You can catch a homegrown taste of that Buena Vista spirit on Wednesday, June 23, when Grupo Nostalgia (the house band at Little Havana's famed Cafe Nostalgia) headlines a MIDEM-sponsored bill at the beach stage facing the Tides Hotel on Ocean Drive. While playing under the night sky will no doubt inspire some schmaltzy ballads, when Grupo Nostalgia revs up into its full stride, expect to hear some churning son with few local peers.
Also performing a set of hard-driving salsa is Ricardo Lemvo, who hails not from Havana, but from the Congo. The concept of West Africans diving into Cuban music may on the surface seem a bit odd, but Lemvo's band is only the tip of the iceberg. Earlier generations of Latin fans in Africa were forced to obsessively hunt down Machito records to feed their salsa jones. But Cuban soldiers stationed in Angola in the late Seventies and Eighties were quick to initiate jam sessions with local guitar-based outfits. The results were a heady fusion of Cuban-styled percussive rhythms and shimmery African grooves that are still mutating in wonderful new ways. Here's hoping some of those bands make it to Miami for next year's MIDEM.

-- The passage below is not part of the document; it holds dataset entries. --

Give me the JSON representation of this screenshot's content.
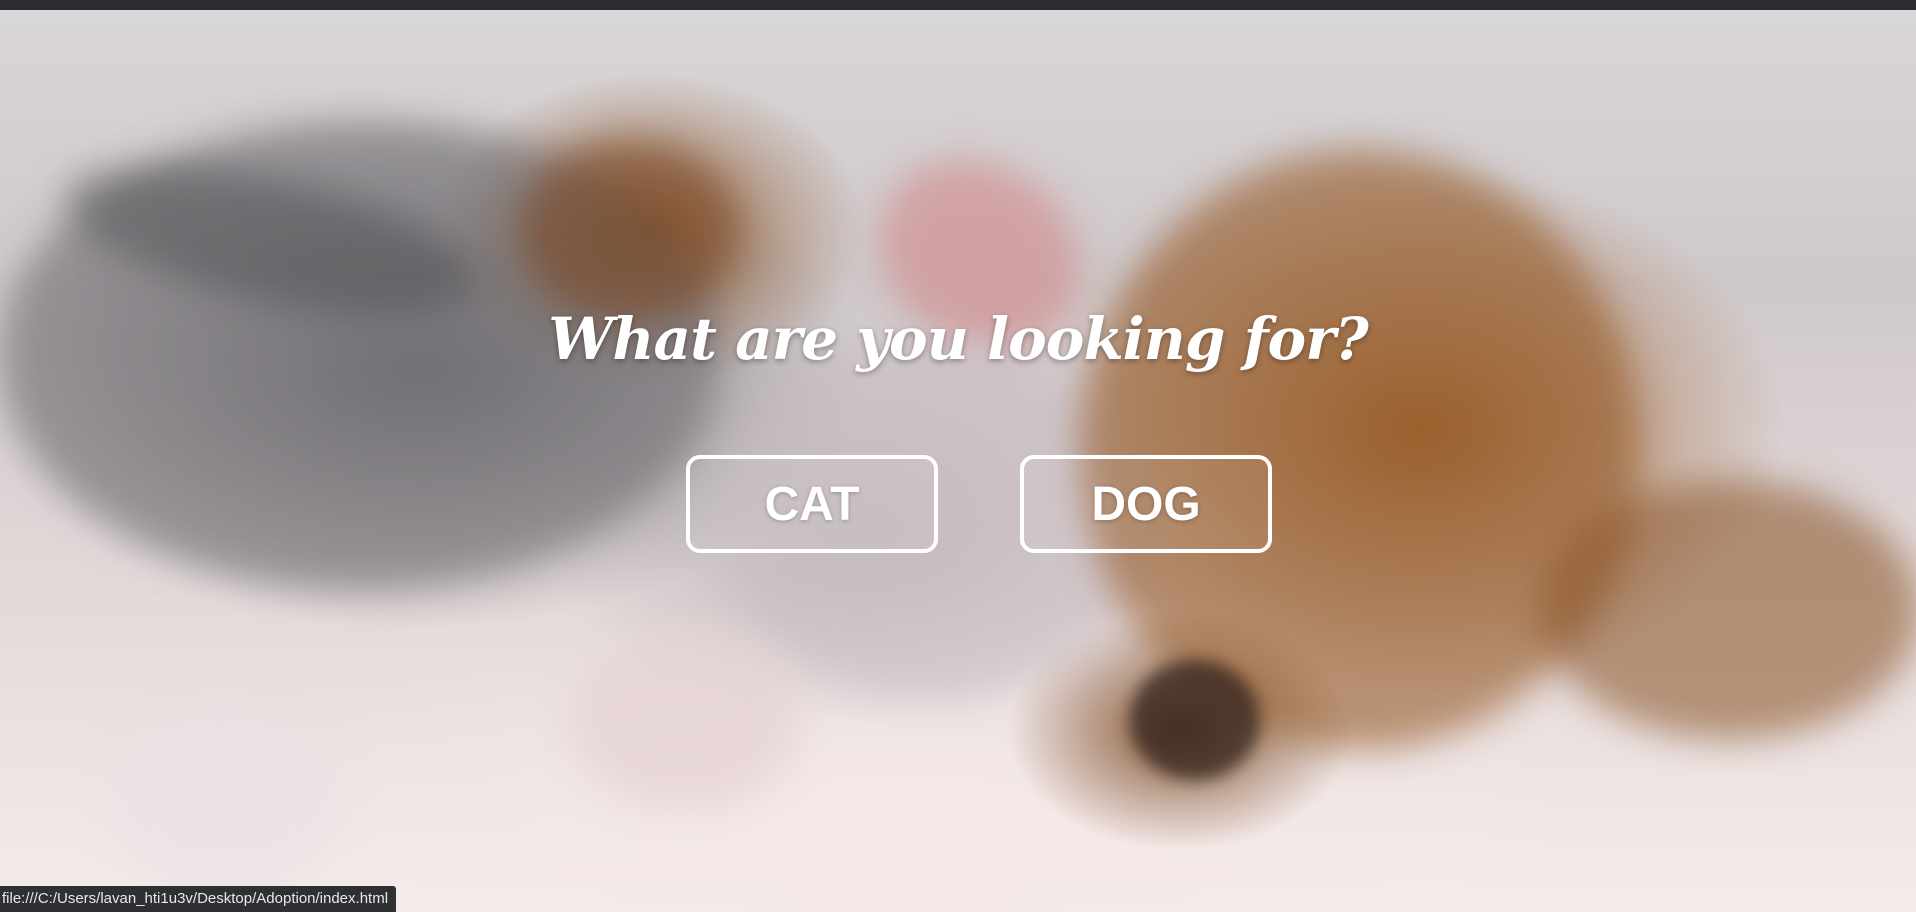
{
  "page": {
    "headline": "What are you looking for?"
  },
  "choices": [
    {
      "label": "CAT"
    },
    {
      "label": "DOG"
    }
  ],
  "status_bar": {
    "url": "file:///C:/Users/lavan_hti1u3v/Desktop/Adoption/index.html"
  },
  "background": {
    "image_subject": "kitten and puppy sleeping together"
  },
  "colors": {
    "text": "#ffffff",
    "button_border": "#ffffff",
    "status_bar_bg": "#2e3034"
  }
}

Local hero Nil Lara (no stranger to crosscultural pollination himself) was also penciled in on this lineup, but strangely disappeared from the final schedule. No one's talking.
Other showcase highlights: Tuesday, June 22 at Warsaw, Cameroon's Sally Nyolo weaves dreamy landscapes held together by her at-times otherworldly voice. Trumpeter Hugh Masekela's recent albums have been a bit too smoothed out in comparison with his foot-stomping prime, but live, he should deliver the goods. A good omen: from Miami Masekela heads to NYC, where he shares the stage with techno-jazz pioneer Carl Craig. Mali's Rokia Traore and Cameroon's Richard Bona round out the night here.
Thursday, June 24 features Haitian compas legend Tabou Combo (by all reports, still in top form) at the Tides's stage, joined by ex-Kassav leader Jacob Desvarieux. In an odd turn, citing poor sales for dance music, a week's worth of electronica shows were canceled at the last minute by MIDEM planners. Someone should inform Miami's record stores, for whom DJ culture has become bread and butter. In any case the sole remaining electronic gig Thursday, June 24, at the Shadow Lounge highlights the growing melding of classical Indian music and breakbeats. It's a brilliant concept (particularly because the Indian tabla is one of the few instruments whose natural tempo can keep time with drum and bass's frenetic pace), and one that has seen fertile expression with a growing crop of British artists such as Nitin Sawhney, Talvin Singh, and Badmarsh & Shri. Unfortunately Billy Sagoo isn't part of that circle, and Sagoo (who does little more than wrap by-the-numbers dance fodder in Indian effects) is who MIDEM chose to perform at this showcase.